Saturday, July 22, 2017

Akar dan Niat

Saturday, July 22, 2017


Hallo hay...
Ketiga setelah Allah SWT dan orang tua, aku ucapkan terima kasih kepada YouTube. Baru aja aku dapat pelajaran berharga soal 'pengakuan' dari sosok Pahlawan Lingkugan Mbah Sadiman. Ini mungkin udah ngga up to date  banget ya, aku lihat dari YouTube di acara yang diadain tahun lalu. Jadi kurang lebih seperti ini, banyak sekali aku jumpai orang menggilai atas pengakuan. Entah itu saat mendapat menghargaan atau apa. Kebanyakan yang aku amati (maaf kalau salah), orang ingin sekali diakui bahwa dia itu A, B, C. Itu semua sama sekali ngga ada salahnya (menurutku), tapi sejatinya value apa sih yang bisa dibawa. Melakukan sesuatu untuk sebuah pengakuan? Kok kedengarannya jauh dari ihklas dan esensi dari apa yang dilakukan ya (#selfreminder). 

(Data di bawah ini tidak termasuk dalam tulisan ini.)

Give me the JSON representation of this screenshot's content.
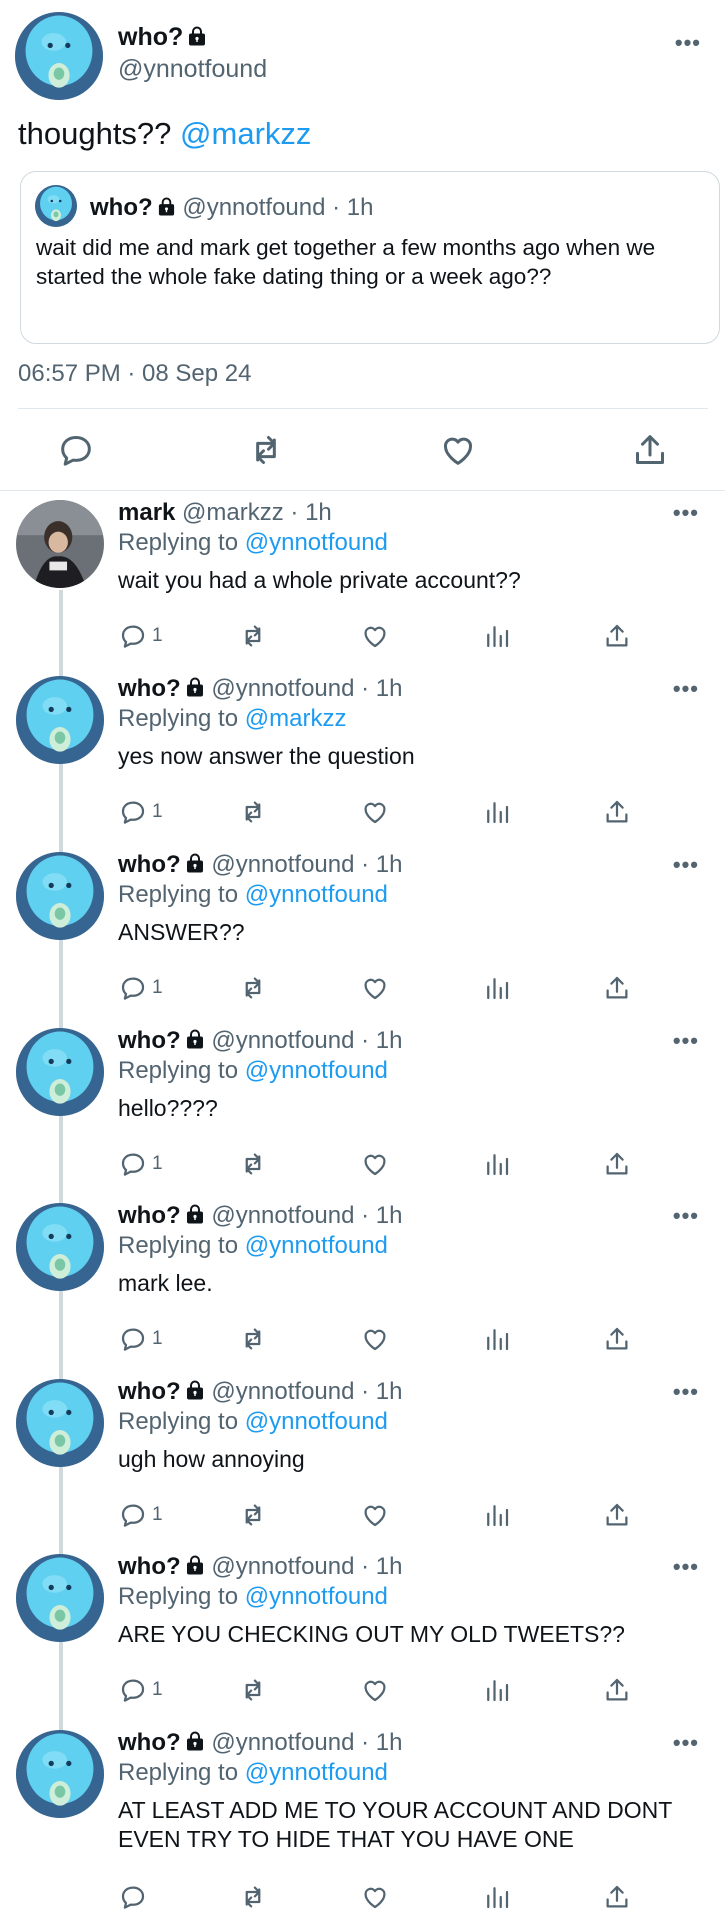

Guys, aku tanya. Sebenernya apa sih deep motivation temen-temen saat memulai sesuatu? Pasti jawabannya macam-macam. Semoga lillah ya. Dari yang aku tonton barusan di YouTube, menjadi sebuah penyadaran berharga bagi siapa saja. Mbah Sadiman, keren takjub. Mungkin juga si Mbah ngga pernah menyangka untuk mendapat pengakuan sebagai Pahlawan Lingkungan setelah mengabdikan dirinya selama kurang lebih 20 tahun, menghijaukan hutan. Dialog inspiratif dalam reality show tadi mengajarkan "tak perlu mengagungkan diri" sebagai yang ter- ter-. Sempat juga ngobol dengan senior, herannya bilang begini "Juara di suatu lomba atau event sebenernya bahaya des", kurang lebih begitu. Maksudnya bukan untuk membatasi presetasi ya hehe, jadi kalau sang juara itu jadi mengagungkan diri, disitu masalahnya. Boleh percaya diri, tapi di atas langit masih ada langit. Lebih bijaksananya, semakin menunduk saja seperti padi :)

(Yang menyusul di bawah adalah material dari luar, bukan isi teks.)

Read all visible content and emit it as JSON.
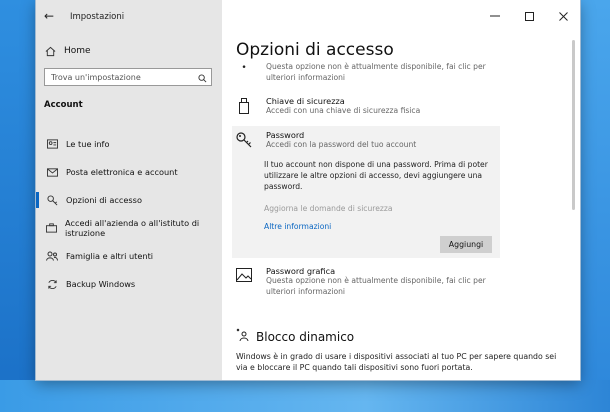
{
  "window": {
    "app_title": "Impostazioni"
  },
  "sidebar": {
    "home_label": "Home",
    "search_placeholder": "Trova un'impostazione",
    "section_title": "Account",
    "items": [
      {
        "label": "Le tue info",
        "icon": "person-card-icon"
      },
      {
        "label": "Posta elettronica e account",
        "icon": "mail-icon"
      },
      {
        "label": "Opzioni di accesso",
        "icon": "key-icon",
        "active": true
      },
      {
        "label": "Accedi all'azienda o all'istituto di istruzione",
        "icon": "briefcase-icon"
      },
      {
        "label": "Famiglia e altri utenti",
        "icon": "people-icon"
      },
      {
        "label": "Backup Windows",
        "icon": "sync-icon"
      }
    ]
  },
  "main": {
    "page_title": "Opzioni di accesso",
    "top_desc_1": "Questa opzione non è attualmente disponibile, fai clic per",
    "top_desc_2": "ulteriori informazioni",
    "security_key": {
      "title": "Chiave di sicurezza",
      "desc": "Accedi con una chiave di sicurezza fisica"
    },
    "password": {
      "title": "Password",
      "desc": "Accedi con la password del tuo account",
      "text": "Il tuo account non dispone di una password. Prima di poter utilizzare le altre opzioni di accesso, devi aggiungere una password.",
      "security_questions": "Aggiorna le domande di sicurezza",
      "more_info": "Altre informazioni",
      "add_button": "Aggiungi"
    },
    "picture_password": {
      "title": "Password grafica",
      "desc_1": "Questa opzione non è attualmente disponibile, fai clic per",
      "desc_2": "ulteriori informazioni"
    },
    "dynamic_lock": {
      "title": "Blocco dinamico",
      "text": "Windows è in grado di usare i dispositivi associati al tuo PC per sapere quando sei via e bloccare il PC quando tali dispositivi sono fuori portata."
    }
  },
  "colors": {
    "accent": "#0a66c2",
    "sidebar_bg": "#e6e6e6",
    "panel_bg": "#f2f2f2"
  }
}
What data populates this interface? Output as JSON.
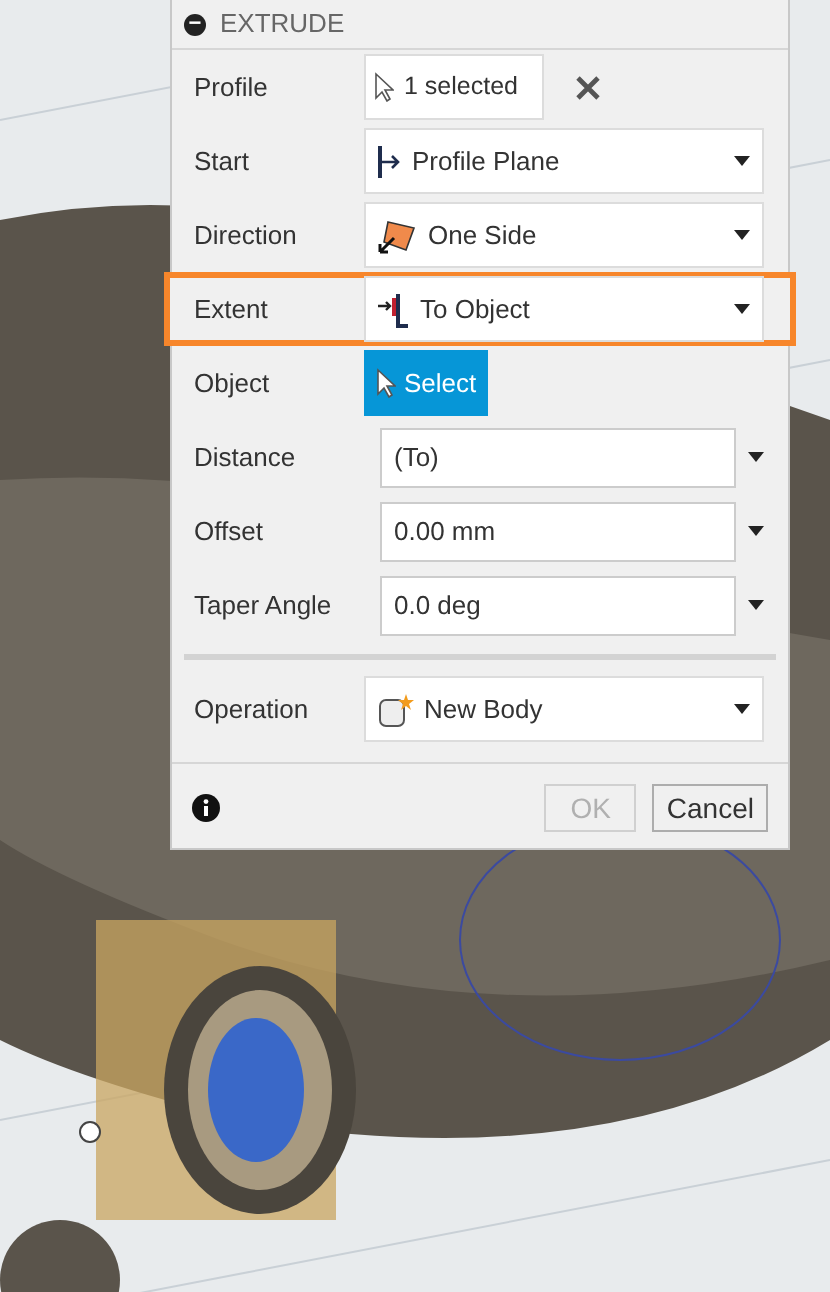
{
  "dialog": {
    "title": "EXTRUDE",
    "collapse_symbol": "−",
    "rows": [
      {
        "kind": "selection",
        "label": "Profile",
        "value": "1 selected",
        "highlighted": false
      },
      {
        "kind": "dropdown",
        "label": "Start",
        "value": "Profile Plane",
        "highlighted": false
      },
      {
        "kind": "dropdown",
        "label": "Direction",
        "value": "One Side",
        "highlighted": false
      },
      {
        "kind": "dropdown",
        "label": "Extent",
        "value": "To Object",
        "highlighted": true
      },
      {
        "kind": "button",
        "label": "Object",
        "value": "Select",
        "highlighted": false
      },
      {
        "kind": "input",
        "label": "Distance",
        "value": "(To)",
        "highlighted": false
      },
      {
        "kind": "input",
        "label": "Offset",
        "value": "0.00 mm",
        "highlighted": false
      },
      {
        "kind": "input",
        "label": "Taper Angle",
        "value": "0.0 deg",
        "highlighted": false
      },
      {
        "kind": "divider"
      },
      {
        "kind": "dropdown",
        "label": "Operation",
        "value": "New Body",
        "highlighted": false
      }
    ],
    "buttons": [
      {
        "label": "OK",
        "disabled": true
      },
      {
        "label": "Cancel",
        "disabled": false
      }
    ]
  }
}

Idaman untuk mencapai 'hasil', kadang bisa bikin bias proses yang harus kita lakukan (aku bicara soal ini karena aku pernah ngalamin). Intinya prosesnya dulu, ikhlas (ciye, aku masih belajar nak, ingetin kalo salah). Pencapaian itu bukan akhir segalanya, atau pun bukan trofi atau penghargaan yang bisa dipantengin tiap detik. Itu nol, yang penting sejauh mana value-nya. 

Aku mengaguminya, yang bekerja tanpa berbisik, baiknya cukup dia yang tahu, manfaatnya biar orang yang merasakan. Tak perlu pengakuan, karena alam dengan sendirinya yang akan mengungkap. Bekerja seperti "Akar", tak telihat tapi besar manfaatnya. Tak perlu menampakan diri demi kokohnya bagian yang lain untuk terus menjulang. Kongrit. Aku juga dapat pelajaran ini dari sosok teman yang sampai sekarang masih ingat namanya, hebat tapi hal itu tak pernah terucap olehnya, tak pernah mengungkap baiknya, cukup alam yang tahu. Akhirnya kunamainya sebagai 'akar yang lain'.

Sekian ya, entah berfaedah atau ngga. Ini aku tulis berdasarkan pendapatku sendiri dan cara pandangku terhadap suatu hal. Kalau salah mohon diluruskan :)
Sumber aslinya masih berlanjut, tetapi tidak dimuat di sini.